Правда, кое-что попервам Костю смущало. Например, когда они навестили композитора, кажется, Иорданского. Такой он симпатичный дедуля, ну и не менее привлекательные иже с ним из его семейства люди. И вот когда собрались все усесться за стол, старейшина повелел всем домочадцам встать вокруг трапезного возвышения и начал дохлым голосом:
У дороги чибис,
У дороги чибис.
Он кричит,
Волнуется, чудак.
И тут ему подвторило сразу несколько голосов:
Ах, скажите, чьи вы,
Ах, скажите, чьи вы,
И зачем, зачем
Явились вы сюда?
Потом пели только дети, и концовка песни звучала так:
Мы друзья пернатых,
Мы друзья пернатых
И твоих, твоих
Не тронем чибисят,
– Вот эта песня, – сказал старейшина рода, когда все после пения уселись, – и кормит нас уже много лет.
Ему зааплодировали.
В другом же месте острый драматизм приобрел еще один, тоже на глазах Конебрицкого происходивший, ритуал. Это когда Вениамин Бейм заставлял каждого, к себе входящего, стоять на голове. Тот, у кого это получалось, уходил в комнату, где слышались женские голоса. А кому не удавалось соблюсти противоположную естеству вертикальность, пировал в переднем зале, где в основном находились люди пожилые и, как показалось Косте, неинтересные.

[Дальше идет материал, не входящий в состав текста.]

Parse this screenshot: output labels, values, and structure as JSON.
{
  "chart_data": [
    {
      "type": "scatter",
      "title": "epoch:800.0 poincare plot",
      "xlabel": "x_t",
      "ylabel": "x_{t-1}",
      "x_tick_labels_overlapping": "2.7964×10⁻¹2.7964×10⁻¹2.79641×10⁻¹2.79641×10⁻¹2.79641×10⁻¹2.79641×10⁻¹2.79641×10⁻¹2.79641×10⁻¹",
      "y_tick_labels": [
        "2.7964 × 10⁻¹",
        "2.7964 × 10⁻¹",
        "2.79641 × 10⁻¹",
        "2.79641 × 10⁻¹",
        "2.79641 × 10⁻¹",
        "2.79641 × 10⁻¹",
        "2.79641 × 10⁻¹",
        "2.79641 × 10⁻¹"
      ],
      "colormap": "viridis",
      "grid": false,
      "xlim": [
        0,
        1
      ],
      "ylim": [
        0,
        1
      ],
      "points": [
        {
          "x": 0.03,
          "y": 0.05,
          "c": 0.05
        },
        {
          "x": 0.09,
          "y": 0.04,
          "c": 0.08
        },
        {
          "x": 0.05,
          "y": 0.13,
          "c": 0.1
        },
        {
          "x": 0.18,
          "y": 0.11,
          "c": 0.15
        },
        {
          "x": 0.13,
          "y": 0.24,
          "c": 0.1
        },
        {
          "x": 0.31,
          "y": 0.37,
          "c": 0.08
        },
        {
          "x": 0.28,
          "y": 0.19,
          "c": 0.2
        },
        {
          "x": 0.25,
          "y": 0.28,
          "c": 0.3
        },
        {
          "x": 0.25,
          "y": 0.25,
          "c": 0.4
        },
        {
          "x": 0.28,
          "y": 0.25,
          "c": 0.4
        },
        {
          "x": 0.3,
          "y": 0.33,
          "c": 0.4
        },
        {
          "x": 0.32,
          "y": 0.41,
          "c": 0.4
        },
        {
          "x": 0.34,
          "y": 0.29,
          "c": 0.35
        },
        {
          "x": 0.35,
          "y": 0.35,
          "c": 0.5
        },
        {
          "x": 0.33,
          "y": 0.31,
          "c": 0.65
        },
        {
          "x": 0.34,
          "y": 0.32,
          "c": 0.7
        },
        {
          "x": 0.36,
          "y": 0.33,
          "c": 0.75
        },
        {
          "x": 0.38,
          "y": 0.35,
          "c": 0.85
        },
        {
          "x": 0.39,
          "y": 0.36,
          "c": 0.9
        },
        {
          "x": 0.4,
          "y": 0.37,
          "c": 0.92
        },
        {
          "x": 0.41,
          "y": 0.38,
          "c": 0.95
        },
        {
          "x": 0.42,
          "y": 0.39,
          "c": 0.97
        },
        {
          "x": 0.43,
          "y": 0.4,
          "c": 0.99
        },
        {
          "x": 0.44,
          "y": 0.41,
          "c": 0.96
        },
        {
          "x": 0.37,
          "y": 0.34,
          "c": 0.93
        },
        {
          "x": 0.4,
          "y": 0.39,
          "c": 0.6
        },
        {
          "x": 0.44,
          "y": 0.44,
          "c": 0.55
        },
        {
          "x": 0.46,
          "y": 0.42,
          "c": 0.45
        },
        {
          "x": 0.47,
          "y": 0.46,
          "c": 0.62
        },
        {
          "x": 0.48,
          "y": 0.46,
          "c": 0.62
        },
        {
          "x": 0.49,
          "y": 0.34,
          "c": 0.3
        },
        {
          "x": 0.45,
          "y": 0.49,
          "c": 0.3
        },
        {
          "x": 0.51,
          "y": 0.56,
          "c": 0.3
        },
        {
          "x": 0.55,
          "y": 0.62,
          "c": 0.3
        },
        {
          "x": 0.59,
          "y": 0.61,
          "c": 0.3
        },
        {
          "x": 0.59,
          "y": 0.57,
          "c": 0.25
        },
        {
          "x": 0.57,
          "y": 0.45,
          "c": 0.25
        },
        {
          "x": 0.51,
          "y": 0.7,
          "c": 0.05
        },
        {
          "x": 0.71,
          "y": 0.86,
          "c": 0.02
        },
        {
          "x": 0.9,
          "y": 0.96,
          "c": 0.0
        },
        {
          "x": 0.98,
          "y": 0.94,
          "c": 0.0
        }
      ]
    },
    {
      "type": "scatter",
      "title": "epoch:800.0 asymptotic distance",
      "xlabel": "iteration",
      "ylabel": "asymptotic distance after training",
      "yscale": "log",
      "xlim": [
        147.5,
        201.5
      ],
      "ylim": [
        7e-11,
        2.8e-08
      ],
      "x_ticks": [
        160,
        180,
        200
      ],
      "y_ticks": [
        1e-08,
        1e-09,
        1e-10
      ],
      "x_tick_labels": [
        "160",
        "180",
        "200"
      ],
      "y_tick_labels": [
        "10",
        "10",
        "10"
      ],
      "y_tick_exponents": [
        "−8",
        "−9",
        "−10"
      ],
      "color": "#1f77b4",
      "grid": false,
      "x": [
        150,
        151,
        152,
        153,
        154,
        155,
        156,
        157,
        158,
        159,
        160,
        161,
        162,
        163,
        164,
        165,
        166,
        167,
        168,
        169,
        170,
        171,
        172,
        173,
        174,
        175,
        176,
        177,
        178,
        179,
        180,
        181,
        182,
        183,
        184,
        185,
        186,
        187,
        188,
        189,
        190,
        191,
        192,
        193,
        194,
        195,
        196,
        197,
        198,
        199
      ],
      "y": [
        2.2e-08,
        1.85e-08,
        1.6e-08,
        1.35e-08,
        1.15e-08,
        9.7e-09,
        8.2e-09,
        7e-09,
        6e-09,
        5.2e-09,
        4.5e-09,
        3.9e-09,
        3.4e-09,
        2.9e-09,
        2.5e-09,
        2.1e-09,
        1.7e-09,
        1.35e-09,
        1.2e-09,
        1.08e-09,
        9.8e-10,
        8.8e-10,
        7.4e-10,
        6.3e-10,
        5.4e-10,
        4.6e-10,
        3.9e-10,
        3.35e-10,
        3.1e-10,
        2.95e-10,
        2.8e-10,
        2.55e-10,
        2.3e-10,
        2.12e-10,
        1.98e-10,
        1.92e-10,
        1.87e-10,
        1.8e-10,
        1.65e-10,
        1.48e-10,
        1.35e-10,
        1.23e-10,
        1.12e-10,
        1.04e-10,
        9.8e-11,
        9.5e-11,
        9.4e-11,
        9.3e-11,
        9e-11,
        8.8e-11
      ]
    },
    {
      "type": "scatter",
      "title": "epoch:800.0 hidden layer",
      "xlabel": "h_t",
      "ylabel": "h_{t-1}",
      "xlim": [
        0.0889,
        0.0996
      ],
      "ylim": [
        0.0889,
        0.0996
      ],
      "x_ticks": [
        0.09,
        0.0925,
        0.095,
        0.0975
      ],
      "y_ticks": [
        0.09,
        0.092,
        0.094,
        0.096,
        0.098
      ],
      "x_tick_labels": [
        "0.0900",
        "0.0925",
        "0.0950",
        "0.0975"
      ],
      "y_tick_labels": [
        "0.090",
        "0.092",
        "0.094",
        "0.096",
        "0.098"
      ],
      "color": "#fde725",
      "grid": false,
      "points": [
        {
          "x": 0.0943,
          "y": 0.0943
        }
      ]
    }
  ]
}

Конебрицкий, естественно, попал в комнату, которую про себя окрестил «интимной». И был встречен там так, словно являлся светилом нашего столетия. К нему со всех сторон лезли обниматься, а девушки целовали во что только доставалось.
– Ну вот! – вскричала одна из них – крашеная блондинка. – В нашем полку прибыло и еще одним настоящим мужчиной!